While not as accurate as DNA testing, taking someone’s temperature certainly indicates if they have a fever and are likely sick with a bacterial or viral disease. Infrared or thermal scanning can measure a person’s temperature in less than a second. Thermal scanning is painless and harmless and can now be done en masse via walk-through thermal fever scanners.
China implemented walk-through fever scanning in many of its international airports as a result of the SARS epidemic in 2003. Individuals with fevers are flagged, given a free check-up, and then a medically informed decision is made to determine the best course of action.
Airplanes, airports, and cruise ships were the main reason why COVID-19 spread so quickly and so widely around the world. The only way to reduce viral spread and the speed with which it can spread is to implement monitoring within the international transportation systems that contributed most to its spread.
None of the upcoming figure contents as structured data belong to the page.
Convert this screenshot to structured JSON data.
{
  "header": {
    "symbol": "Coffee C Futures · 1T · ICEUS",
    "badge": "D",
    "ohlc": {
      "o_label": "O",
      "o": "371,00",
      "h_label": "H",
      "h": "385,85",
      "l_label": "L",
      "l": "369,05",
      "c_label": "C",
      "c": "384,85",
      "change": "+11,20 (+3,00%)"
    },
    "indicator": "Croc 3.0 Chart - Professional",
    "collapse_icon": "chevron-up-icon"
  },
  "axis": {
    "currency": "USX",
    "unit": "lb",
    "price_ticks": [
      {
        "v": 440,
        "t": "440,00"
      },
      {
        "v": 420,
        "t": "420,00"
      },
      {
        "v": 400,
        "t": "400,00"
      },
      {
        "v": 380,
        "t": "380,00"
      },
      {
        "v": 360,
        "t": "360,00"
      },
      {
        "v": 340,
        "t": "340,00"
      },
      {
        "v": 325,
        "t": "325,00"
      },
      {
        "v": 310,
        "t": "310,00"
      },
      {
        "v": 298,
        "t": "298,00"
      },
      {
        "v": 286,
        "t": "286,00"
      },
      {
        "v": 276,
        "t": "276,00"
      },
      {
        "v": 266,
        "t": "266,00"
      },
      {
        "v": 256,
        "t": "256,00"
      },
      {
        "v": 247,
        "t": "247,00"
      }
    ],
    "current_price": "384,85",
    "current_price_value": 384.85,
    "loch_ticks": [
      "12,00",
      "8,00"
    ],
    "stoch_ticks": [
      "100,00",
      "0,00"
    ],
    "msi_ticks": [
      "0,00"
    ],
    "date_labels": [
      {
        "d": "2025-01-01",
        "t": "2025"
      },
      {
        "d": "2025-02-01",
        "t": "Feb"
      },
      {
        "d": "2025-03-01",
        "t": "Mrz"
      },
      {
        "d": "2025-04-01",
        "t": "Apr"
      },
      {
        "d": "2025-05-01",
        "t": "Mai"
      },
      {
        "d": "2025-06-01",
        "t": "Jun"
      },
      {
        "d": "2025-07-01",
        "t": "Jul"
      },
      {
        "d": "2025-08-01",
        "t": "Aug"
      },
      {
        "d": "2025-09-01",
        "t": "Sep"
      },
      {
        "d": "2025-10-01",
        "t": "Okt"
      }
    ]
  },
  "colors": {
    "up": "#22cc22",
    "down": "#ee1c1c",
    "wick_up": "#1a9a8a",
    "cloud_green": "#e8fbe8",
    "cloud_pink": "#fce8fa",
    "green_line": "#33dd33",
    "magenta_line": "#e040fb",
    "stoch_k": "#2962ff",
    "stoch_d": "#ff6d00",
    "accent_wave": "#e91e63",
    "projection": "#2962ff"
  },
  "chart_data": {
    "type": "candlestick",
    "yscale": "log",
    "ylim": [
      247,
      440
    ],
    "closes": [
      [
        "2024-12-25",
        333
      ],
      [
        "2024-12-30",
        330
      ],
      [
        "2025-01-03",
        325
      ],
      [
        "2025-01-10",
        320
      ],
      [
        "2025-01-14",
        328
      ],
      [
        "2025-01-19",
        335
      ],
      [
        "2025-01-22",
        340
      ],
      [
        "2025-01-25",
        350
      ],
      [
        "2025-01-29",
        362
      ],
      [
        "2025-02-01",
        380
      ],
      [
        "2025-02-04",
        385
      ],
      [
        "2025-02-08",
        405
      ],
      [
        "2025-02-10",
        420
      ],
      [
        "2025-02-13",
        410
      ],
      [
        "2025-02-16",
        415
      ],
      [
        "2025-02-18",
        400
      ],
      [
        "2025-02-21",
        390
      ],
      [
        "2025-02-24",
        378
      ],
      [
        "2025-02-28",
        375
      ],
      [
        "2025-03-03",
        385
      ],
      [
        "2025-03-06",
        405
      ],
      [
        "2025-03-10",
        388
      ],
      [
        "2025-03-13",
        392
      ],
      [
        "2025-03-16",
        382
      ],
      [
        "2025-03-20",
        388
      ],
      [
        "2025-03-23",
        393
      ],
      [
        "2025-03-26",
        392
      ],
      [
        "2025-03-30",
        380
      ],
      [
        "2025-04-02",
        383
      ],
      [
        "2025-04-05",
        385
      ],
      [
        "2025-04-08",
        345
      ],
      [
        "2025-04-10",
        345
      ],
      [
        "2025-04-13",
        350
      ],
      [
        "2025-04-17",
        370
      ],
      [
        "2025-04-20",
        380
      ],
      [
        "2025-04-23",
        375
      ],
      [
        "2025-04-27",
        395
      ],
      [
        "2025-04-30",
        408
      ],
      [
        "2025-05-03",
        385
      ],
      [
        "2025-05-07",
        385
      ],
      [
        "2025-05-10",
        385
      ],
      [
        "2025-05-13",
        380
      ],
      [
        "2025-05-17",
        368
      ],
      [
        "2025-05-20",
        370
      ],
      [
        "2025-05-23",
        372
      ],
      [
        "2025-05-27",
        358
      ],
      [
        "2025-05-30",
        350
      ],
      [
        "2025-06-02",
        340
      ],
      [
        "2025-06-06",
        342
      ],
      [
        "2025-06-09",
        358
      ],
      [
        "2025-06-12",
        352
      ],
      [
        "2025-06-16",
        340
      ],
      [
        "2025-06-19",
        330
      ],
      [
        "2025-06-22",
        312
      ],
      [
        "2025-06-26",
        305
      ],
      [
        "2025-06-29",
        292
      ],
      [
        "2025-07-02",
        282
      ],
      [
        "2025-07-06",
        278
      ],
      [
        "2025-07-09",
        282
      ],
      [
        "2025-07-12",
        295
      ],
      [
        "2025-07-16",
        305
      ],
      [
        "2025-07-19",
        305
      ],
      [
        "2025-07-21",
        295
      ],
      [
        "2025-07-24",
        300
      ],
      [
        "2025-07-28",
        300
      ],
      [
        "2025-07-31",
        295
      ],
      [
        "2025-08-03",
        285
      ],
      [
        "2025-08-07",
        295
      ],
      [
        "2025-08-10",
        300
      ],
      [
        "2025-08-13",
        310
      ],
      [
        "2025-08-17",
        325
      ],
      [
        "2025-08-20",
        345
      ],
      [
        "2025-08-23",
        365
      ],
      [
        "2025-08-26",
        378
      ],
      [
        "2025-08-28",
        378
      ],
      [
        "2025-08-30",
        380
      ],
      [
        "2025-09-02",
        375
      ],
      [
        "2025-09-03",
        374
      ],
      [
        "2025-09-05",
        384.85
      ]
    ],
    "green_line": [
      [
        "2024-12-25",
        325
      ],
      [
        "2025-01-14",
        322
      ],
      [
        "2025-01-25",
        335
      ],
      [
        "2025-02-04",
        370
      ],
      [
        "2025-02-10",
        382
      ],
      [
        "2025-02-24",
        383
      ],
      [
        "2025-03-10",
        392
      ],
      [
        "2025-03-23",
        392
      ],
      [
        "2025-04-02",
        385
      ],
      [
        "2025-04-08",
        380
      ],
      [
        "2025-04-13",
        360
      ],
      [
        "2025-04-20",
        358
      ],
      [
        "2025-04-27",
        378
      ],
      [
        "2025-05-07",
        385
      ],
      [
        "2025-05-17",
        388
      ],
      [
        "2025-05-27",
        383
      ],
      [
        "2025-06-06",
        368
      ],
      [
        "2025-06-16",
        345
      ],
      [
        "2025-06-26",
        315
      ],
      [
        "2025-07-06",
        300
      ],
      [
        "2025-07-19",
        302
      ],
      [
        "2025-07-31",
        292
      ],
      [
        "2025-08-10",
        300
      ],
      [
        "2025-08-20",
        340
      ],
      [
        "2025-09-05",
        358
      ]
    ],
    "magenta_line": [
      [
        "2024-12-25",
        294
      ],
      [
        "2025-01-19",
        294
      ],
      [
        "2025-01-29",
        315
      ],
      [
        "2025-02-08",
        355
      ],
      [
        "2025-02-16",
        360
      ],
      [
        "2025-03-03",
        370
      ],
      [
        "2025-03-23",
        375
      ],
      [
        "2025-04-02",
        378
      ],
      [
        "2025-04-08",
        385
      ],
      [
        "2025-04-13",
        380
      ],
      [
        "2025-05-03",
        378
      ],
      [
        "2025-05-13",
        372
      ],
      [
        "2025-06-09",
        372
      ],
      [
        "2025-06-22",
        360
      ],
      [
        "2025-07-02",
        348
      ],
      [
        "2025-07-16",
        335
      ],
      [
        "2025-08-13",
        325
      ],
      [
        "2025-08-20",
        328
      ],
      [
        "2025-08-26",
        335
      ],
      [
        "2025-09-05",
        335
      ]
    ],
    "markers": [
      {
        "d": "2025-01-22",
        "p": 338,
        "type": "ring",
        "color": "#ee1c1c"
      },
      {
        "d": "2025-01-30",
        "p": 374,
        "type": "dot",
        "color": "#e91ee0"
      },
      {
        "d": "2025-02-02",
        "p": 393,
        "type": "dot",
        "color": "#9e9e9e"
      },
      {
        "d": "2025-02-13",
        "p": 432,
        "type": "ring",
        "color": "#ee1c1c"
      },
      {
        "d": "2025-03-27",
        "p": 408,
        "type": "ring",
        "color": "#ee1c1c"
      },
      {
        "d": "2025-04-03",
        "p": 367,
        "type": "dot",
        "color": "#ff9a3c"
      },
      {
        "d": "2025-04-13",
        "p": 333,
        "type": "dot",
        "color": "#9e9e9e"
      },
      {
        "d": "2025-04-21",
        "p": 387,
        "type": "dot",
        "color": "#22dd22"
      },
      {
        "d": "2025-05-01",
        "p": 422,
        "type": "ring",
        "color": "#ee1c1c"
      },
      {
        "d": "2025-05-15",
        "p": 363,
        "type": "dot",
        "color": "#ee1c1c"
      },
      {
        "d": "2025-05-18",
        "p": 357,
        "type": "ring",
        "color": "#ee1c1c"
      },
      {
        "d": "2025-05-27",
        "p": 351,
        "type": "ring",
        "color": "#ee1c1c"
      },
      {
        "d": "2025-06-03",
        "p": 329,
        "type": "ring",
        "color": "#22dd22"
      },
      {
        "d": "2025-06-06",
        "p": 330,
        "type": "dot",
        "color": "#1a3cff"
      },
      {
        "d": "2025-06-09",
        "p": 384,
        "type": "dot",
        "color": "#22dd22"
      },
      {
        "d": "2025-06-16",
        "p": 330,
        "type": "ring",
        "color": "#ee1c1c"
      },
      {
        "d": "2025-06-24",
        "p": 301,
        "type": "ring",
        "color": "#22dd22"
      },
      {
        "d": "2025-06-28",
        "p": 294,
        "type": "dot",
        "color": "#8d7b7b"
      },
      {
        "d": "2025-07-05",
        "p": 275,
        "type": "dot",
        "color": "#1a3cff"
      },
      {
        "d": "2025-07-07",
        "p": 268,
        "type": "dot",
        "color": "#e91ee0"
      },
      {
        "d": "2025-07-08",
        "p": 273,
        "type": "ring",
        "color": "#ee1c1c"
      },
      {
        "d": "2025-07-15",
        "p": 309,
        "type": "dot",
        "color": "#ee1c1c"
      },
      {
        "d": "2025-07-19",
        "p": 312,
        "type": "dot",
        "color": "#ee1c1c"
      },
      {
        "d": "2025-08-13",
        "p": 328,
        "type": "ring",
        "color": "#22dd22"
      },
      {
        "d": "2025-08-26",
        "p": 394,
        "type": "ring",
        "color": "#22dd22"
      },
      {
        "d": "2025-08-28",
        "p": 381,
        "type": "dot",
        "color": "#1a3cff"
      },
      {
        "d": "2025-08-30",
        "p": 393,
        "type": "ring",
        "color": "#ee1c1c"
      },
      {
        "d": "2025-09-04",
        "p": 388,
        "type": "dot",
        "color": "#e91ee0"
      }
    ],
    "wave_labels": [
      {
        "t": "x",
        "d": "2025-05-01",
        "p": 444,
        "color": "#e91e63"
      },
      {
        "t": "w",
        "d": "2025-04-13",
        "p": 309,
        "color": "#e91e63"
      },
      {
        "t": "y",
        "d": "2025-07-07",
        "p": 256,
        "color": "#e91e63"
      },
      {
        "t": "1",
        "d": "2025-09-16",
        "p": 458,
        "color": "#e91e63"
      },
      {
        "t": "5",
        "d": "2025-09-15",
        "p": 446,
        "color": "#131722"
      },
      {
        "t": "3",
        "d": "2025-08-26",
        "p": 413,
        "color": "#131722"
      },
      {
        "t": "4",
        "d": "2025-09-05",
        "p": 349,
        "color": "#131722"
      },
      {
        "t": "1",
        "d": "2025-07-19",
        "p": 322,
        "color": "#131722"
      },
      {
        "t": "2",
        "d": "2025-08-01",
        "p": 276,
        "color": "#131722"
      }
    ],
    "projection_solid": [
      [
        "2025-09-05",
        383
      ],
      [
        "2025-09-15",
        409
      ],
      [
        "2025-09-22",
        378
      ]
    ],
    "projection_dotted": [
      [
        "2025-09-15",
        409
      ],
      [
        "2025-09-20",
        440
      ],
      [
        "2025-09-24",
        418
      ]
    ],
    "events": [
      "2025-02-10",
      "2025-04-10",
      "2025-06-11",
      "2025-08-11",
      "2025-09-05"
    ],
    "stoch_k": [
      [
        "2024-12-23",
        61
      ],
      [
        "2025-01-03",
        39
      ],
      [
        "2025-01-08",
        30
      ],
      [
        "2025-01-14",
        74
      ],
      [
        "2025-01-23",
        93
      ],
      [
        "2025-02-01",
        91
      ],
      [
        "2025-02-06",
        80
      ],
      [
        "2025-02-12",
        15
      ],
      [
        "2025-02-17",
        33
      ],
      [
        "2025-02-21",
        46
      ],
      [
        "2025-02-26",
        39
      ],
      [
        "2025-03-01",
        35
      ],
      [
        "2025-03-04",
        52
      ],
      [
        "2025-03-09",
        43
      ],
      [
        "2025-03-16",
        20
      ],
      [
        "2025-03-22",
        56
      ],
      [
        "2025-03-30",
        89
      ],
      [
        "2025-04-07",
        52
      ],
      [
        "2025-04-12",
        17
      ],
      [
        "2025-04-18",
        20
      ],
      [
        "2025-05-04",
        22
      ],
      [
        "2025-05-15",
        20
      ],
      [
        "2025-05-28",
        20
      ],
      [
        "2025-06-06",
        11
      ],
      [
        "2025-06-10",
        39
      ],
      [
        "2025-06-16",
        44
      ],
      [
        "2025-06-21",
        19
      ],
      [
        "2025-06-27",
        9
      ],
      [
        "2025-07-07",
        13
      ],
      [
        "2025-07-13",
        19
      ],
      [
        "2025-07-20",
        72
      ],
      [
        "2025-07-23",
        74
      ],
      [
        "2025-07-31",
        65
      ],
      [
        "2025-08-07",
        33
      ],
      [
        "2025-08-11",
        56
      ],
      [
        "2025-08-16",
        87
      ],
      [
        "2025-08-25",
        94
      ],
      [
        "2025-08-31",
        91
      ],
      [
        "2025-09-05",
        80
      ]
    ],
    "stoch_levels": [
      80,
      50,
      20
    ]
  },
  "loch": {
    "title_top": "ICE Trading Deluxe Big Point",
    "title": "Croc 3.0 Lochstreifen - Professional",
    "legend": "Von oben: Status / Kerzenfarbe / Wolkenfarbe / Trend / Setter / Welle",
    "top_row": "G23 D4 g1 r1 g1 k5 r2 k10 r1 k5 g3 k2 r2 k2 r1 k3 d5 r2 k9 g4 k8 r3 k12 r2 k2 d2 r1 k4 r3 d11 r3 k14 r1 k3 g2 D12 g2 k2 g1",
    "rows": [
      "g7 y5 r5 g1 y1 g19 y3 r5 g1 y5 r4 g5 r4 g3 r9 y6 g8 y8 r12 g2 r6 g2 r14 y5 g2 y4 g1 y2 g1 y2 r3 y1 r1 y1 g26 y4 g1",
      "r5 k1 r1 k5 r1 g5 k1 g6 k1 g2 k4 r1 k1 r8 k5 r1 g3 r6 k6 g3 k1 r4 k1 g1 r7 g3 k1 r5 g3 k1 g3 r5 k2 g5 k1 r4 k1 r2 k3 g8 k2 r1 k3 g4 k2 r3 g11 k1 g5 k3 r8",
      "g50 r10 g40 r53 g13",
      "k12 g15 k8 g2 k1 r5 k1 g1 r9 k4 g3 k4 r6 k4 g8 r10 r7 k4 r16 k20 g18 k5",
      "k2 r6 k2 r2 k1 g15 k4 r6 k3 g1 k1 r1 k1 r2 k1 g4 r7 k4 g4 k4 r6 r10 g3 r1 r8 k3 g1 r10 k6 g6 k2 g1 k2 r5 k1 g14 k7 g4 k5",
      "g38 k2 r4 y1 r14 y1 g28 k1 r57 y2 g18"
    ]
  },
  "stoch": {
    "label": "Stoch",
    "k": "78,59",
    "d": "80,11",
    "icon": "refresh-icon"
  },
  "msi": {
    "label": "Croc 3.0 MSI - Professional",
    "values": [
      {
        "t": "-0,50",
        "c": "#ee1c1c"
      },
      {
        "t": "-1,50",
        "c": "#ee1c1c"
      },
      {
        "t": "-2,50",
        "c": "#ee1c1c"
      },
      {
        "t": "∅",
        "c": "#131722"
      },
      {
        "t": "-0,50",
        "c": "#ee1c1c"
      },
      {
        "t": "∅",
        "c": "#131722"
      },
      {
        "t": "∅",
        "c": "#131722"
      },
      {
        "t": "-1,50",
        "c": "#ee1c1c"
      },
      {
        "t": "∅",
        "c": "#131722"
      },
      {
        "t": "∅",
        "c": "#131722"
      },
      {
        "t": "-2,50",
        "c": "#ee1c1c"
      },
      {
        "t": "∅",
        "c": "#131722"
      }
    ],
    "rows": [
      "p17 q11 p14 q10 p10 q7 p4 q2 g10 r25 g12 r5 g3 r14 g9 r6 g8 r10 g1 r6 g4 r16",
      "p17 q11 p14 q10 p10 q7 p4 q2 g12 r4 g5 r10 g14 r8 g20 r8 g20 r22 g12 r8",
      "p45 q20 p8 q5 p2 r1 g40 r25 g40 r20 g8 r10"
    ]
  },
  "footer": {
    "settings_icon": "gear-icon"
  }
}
There is no doubt there are other measures that can help prevent pandemics, from mobile phone apps for contact tracing to electronic permission slips to wearing masks at all times. But these are not easily implemented nor are they particularly enforceable.
The ideas proposed here are easy to implement, and they are enforceable. Furthermore, they are relatively inexpensive, and they do not place the responsibility upon everyone, but on a select few.
To prevent the next pandemic, we need to adjust our thinking and approach to issues such as wildlife markets, farming, and testing. And it is better that we do so sooner rather than later.
David Wishart is a professor in the Department of Biological Sciences, Department of Computing Science and Department of Laboratory Medicine and Pathology who has been conducting research on viruses for more than 25 years.